= Ilomska waterfalls =

Ilomska Waterfalls are a set of waterfalls on the Ilomska river, right confluent of Ugar river in Central Bosnia. Both of these rivers rise from Vlašić Mountain massif (Prelivode area).

Lesser of two largest waterfalls in Ilomska canyon

The largest waterfall of Ilomska (≈40 m)

== Overview ==
Ilomska waterfalls include Veliki vodopad and Mali vodopad (Great, and Lesser Waterfall). To those, several other waterfalls could be joined in the upper and middle course. Great and Lesser waterfalls are located about 2 km from the mouth of the Ilomska river into the Ugar, in a narrow canyon at the Under-Vlašić-mountain plateau between almost vertical Korićan cliffs Korićanske stijene, and Marići and Đenići villages. Both waterfalls are at the altitude of 750 –780 m above sea level, that is about 350 meters lower than the surrounding imljani – Korićani plateau.

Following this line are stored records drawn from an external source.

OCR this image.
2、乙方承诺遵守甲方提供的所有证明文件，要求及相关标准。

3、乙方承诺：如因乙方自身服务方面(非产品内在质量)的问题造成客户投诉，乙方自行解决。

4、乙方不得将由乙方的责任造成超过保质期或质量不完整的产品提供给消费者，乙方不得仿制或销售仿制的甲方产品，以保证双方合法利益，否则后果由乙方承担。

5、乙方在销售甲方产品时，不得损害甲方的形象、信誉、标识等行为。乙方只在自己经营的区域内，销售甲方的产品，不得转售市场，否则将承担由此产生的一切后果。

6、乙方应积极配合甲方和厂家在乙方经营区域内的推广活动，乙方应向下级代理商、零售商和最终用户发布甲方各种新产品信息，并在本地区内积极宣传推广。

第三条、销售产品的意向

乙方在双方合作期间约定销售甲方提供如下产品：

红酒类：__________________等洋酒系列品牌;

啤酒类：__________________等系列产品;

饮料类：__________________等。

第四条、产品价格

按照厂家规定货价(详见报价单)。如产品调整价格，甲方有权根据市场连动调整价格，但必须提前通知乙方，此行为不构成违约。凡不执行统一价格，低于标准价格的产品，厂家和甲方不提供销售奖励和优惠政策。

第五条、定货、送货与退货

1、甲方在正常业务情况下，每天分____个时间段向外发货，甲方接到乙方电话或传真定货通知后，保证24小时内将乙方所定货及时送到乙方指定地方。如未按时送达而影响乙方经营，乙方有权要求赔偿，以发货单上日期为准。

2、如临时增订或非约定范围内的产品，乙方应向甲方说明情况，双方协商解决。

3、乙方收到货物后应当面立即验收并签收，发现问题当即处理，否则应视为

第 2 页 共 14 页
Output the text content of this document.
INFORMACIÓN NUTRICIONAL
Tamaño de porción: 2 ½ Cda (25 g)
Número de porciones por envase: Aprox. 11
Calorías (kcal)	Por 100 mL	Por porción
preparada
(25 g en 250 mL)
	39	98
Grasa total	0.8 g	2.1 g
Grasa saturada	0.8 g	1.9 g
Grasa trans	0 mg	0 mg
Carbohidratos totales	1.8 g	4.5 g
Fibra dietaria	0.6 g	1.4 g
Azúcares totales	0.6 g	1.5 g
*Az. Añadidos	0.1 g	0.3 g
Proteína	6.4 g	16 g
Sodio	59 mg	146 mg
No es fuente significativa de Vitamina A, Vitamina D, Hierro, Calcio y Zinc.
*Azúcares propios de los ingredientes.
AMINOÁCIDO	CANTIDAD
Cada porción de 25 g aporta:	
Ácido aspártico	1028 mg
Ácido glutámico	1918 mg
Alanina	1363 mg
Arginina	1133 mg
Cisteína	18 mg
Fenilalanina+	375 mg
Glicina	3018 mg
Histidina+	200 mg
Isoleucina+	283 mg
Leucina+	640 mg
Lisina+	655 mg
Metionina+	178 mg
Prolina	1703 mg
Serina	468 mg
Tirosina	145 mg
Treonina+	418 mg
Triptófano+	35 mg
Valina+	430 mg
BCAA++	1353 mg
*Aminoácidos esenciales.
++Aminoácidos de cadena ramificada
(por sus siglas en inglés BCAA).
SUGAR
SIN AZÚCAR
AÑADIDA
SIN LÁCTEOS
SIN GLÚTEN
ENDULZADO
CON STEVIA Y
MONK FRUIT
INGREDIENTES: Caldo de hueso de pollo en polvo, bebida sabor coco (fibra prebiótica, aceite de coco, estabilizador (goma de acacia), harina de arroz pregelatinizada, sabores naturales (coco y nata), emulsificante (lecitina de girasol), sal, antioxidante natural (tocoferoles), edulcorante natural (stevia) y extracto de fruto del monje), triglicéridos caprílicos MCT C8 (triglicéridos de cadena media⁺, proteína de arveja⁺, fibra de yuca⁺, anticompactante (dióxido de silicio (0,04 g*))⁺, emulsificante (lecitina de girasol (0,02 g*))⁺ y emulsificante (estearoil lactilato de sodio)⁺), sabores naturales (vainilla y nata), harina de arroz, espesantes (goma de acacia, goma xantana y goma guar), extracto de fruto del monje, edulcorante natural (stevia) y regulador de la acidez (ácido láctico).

A large waterfall is high even around 40 m but it is still unobtrusive from the surrounding (Korićanske – imljanskog) plateau. In this wild nature, waterfalls more and more attract the attention of hikers, tourists and fishermen. A vertical cliff, over which the river falls, is also suitable for alpine endeavors.

Besides these, at the upper and middle Ilomska river there are two other waterfalls, one under Manatovac tributary, routed to water supply Skender Vakuf, and Sinjac, below Nikodinović hamlet, Petrovo polje (Peter's Field) village, favorite bathing area of the local youth during the summer.

An attractive estuary Ilomska river has been devastated by the building of “small” hydroelectric station despite the proclamation of the Ilomska canyon as protected a natural area, with registration data:
- ID = PZPP005 Zaštićeni prirodni predio Vlašić Ilomska – Modro polje
IUCN Category: V
Municipality: Kneževo/(Skender Vakuf)

- Note: Only waterfalls and naked cliffs are under protection but not the rest of the Ilomska area, extremely rich in natural beauties and coniferous forests.